Retrieval for Time-Series: How Looking Back Improves Forecasts

Helps in Time Series Forecasting

All of us understand how it goes: Time-series data is hard.

Traditional forecasting models are unprepared for incidents like sudden market crashes, black swan events, or rare weather patterns.

Even large fancy models like Chronos sometimes struggle because they haven’t handled that sort of pattern before.

We are able to mitigate this with retrieval. With retrieval, we’re capable of ask after which using that past example to guide the forecast.

As all of us might know now, in natural language processing (NLP), this concept known as Retrieval-Augmented Generation (RAG). It’s becoming popular too within the time-series forecasting world.

The model then considers past situations that look much like the present one, and from there it may well make more reliable predictions.

How is that this RAF different from traditional time-series? Retrieval forecasting adds an explicit memory access step.

As a substitute of:

With retrieval we’ve got:

similarity search concrete past episodes->

Retrieval-Augmented Forecasting Cycle. Image by Creator | Napkin AI.

As a substitute of just using what the model learned during training, the idea is to present it access to a spread of similar situations.

It’s like letting a weather model check, “What did past winters like this one appear to be before?”.

Hey there, I’m Sara Nóbrega, an AI Engineer. In the event you’re working on similar problems or want feedback on applying these ideas, I collect my writing, resources, and mentoring links here.

In this text, I explore retrieval–augmented forecasting from first principles and show, with concrete examples and code examples, how retrieval will be utilized in real forecasting pipelines.

What Is Retrieval-Augmented Forecasting (RAF)?

What’s RAF? On a really high-level view, as an alternative only leaning on what a model learned in training, RAF lets the model actively look up concrete past situations much like the present one and use their outcomes to guide its prediction.

Let’s see it more intimately:

You change the present situation (e.g., the previous couple of weeks of a time series stock dataset) into a question.
This query is then used to search a database of historical time-series segments to seek out probably the most similar patterns.
These matches don’t need to come back from the identical stock; the system must also surface similar movements from other stocks or financial products.

It retrieves those patterns and what happened afterwards.

Afterwards, this information is ingested to the forecasting model to assist it make higher predictions.

This method is powerful in:

Zero-shot scenarios: When the model faces something it wasn’t trained on.
Rare or anomalous events: Like COVID, sudden financial crashes, etc.
Evolving seasonal trends: Where past data accommodates helpful patterns, but they shift over time.

RAF doesn’t replace your forecasting model, but as an alternative augments it by giving it extra hints and grounding it in relevant historical examples.

One other example: let’s say you wish to forecast energy consumption during an unusually hot week.

As a substitute of hoping your model recalls how heatwaves affect usage, retrieval finds similar past heatwaves and lets the model consider what happened in that point.

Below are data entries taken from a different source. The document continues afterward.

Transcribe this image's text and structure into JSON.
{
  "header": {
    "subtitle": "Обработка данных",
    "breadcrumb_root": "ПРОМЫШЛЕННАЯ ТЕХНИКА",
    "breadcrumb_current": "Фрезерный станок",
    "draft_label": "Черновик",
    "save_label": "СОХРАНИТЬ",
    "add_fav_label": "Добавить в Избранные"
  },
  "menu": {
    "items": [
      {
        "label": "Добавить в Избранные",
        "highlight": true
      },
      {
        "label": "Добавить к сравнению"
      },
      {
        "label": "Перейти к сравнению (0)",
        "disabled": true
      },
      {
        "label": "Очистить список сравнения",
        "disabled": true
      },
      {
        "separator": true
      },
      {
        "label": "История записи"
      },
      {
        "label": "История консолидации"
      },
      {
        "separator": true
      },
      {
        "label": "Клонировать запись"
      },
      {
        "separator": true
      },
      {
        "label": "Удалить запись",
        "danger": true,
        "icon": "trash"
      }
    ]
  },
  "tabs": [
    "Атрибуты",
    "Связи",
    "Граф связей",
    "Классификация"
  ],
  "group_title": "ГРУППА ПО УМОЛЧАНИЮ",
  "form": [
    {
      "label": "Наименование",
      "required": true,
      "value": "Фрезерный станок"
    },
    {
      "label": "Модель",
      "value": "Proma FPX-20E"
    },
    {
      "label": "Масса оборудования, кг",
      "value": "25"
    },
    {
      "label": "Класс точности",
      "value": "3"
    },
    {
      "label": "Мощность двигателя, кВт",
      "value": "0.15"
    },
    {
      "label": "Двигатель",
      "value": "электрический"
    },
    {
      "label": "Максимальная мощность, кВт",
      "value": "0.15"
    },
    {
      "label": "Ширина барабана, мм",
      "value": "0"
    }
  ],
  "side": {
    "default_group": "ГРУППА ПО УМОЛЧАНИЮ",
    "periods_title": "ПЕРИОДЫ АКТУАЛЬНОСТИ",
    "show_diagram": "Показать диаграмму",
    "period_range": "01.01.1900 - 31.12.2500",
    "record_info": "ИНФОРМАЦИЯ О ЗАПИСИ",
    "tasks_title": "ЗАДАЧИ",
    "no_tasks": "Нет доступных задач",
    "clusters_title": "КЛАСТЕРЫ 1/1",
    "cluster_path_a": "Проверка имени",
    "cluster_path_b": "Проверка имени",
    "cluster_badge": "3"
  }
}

What Do These Models Actually Retrieve?

The retrieved “knowledge” isn’t only raw data. It’s context that offers the model clues.

Listed below are some common examples:

Examples of Data Retrieval. Image by Author | Napkin AI. — Examples of Data Retrieval. Image by Creator | Napkin AI.

As you may see, retrieval focuses on meaningful historical situations, like rare shocks, seasonal effects and patterns which have similar structures. These give actionable context for the present forecast.

How Do These Models Retrieve?

To seek out relevant patterns from the past, these models use structured mechanisms that represent the present situation in a way that makes it easy to look large databases and find the closest matches.

The code snippets on this section are a simplified illustration meant to construct intuition, they don’t represent production code.

Retrieval methods for time series forecasting. Image by Author | Napkin AI. — Retrieval methods for time series forecasting. Image by Creator | Napkin AI.

A few of these methods are:

Embedding-Based Similarity

This one converts time-series (or patches/windows of a series) into compact vectors, then compare them with distance metrics like Euclidean or cosine similarity.

In easy words: The model turns chunks of time-series data into short summaries after which checks which past summaries look most much like what’s happening now.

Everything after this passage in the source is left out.